These are implementation issues. Ultimately implementations would
support VALUEL and allow a mix of locales in one sheet - so as the sheet
is passed around the globe it always computes correctly.

Some solution along these lines, IMO, brings great flexibility, is
forward looking and doesn't ignore the problem. Or have I missed something?

Can this be applied to the use of the logical type? I haven't thought
that through yet.

== Wheeler reply ==

Hmm, this is yet another approach, one I hadn't accounted for
(or thought of). You're right, you could completely hide this via
functions, which might not be displayed on some systems (due to their
semantics).

One challenge is that you may have ranges of numbers, and all functions
that take ranges must specify the difference too.  The traditional way has
been to append an "A" at the end of some function names; that won't work
for all.

I would add that you probably want a "VALUE-like function, but don't show it
to me", since people will want a VALUE() that shows, too.

== Kernick ==

I'll try. I'm not proposing a hidden function - so I don't think we're
thinking on exactly the same lines yet.

In the most simple form I'm proposing that we implement the VALUE
function with a locale parameter viz VALUE(string, locale).

My reasons why this will work are:
Implementations may choose to hide the locale from the users, and where
the locale matches the machine locale that makes sense (this is not part
of the spec). What implementations do with functions containing another
locale is up to them. To be completely compliant they should perform the
conversion with the specified locale settings. As part of the spec I
suggest we allow implementations to support value in the machine locale
only provided they warn the user before switching locale during file open.

Therefore, I don't think we have a VALUE and VALUEA function, we simply
have a VALUE function. The specification may call it VALUEL and not
actually support the VALUE function at all, in order to distinguish
between the common function in use and the specification. In that sense
the function may be hidden.

== Eike Rathke ==

>Mmm, our long conversations with Eike are going to start again, it seems.

  :-)

Based on my experience with OOo's bug tracking system this indeed is one
of the main differences that keep people mourning about "my spreadsheet
calculates different", just because they don't notice that text doesn't
calculate, respectively calculates as 0 in some cases. This is something
we'll have to address.

>> So, I think I'm suggesting E, without A1 and without A2.  So, an 
error for
>> a naked use of text in the context of a number,  but allow
>> Value(text;locale) and value(text) to avoid the error.

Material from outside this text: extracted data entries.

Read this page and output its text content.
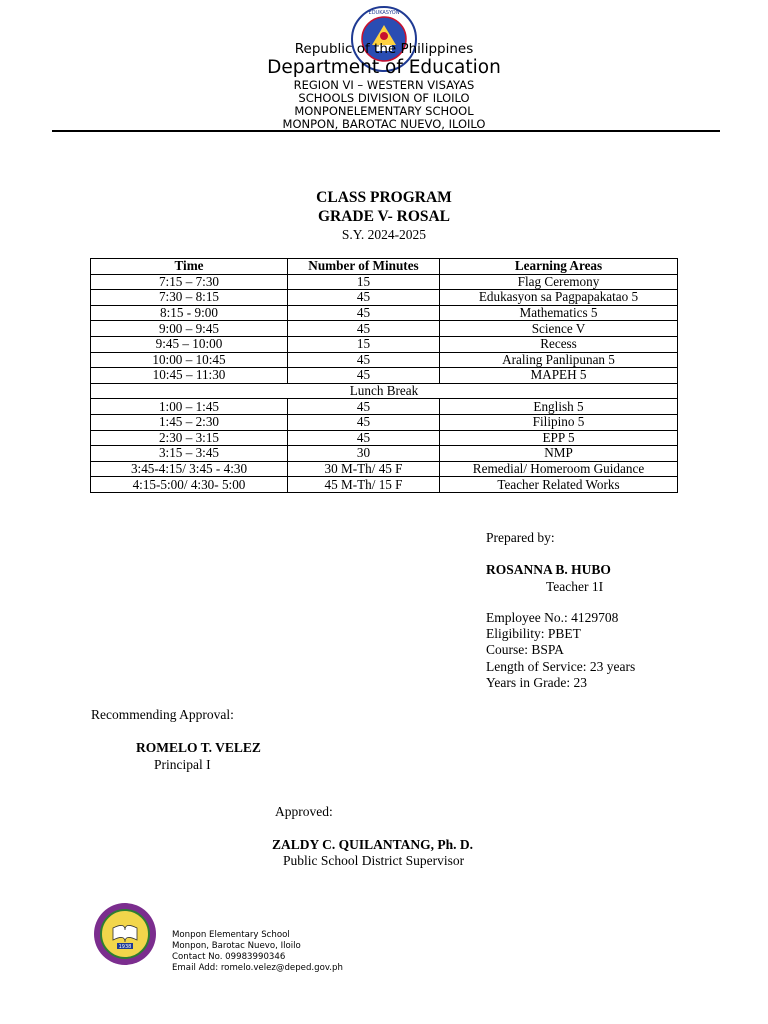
EDUKASYON
Republic of the Philippines
Department of Education
REGION VI – WESTERN VISAYAS
SCHOOLS DIVISION OF ILOILO
MONPONELEMENTARY SCHOOL
MONPON, BAROTAC NUEVO, ILOILO
CLASS PROGRAM
GRADE V- ROSAL
S.Y. 2024-2025
Time	Number of Minutes	Learning Areas
7:15 – 7:30	15	Flag Ceremony
7:30 – 8:15	45	Edukasyon sa Pagpapakatao 5
8:15 - 9:00	45	Mathematics 5
9:00 – 9:45	45	Science V
9:45 – 10:00	15	Recess
10:00 – 10:45	45	Araling Panlipunan 5
10:45 – 11:30	45	MAPEH 5
Lunch Break		
1:00 – 1:45	45	English 5
1:45 – 2:30	45	Filipino 5
2:30 – 3:15	45	EPP 5
3:15 – 3:45	30	NMP
3:45-4:15/ 3:45 - 4:30	30 M-Th/ 45 F	Remedial/ Homeroom Guidance
4:15-5:00/ 4:30- 5:00	45 M-Th/ 15 F	Teacher Related Works
Prepared by:
ROSANNA B. HUBO
Teacher 1I
Employee No.: 4129708
Eligibility: PBET
Course: BSPA
Length of Service: 23 years
Years in Grade: 23
Recommending Approval:
ROMELO T. VELEZ
Principal I
Approved:
ZALDY C. QUILANTANG, Ph. D.
Public School District Supervisor
1938
Monpon Elementary School
Monpon, Barotac Nuevo, Iloilo
Contact No. 09983990346
Email Add: romelo.velez@deped.gov.ph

Again we made the same suggestion.



> I don't consider D being basically the same as B. B goes unnoticed,
> whereas D clearly indicates an error the user either has to correct or
> won't get a result at all.

== Mecir ==

Yet they both do restrict functionality. I think this is where our
opinions disagree, you're thinking about Joe the user, whereas I think
about the power users and such. So, the question at hand would be,
whether we want to make things less confusing for group 1, or more
powerful for group 2.
And you know my stand on this :) My experience shows that Joe the user
will be confused about things no matter what, so I'm more inclined
towards making things powerful, rather than limited in functionality
to avoid confusion.



--- David A. Wheeler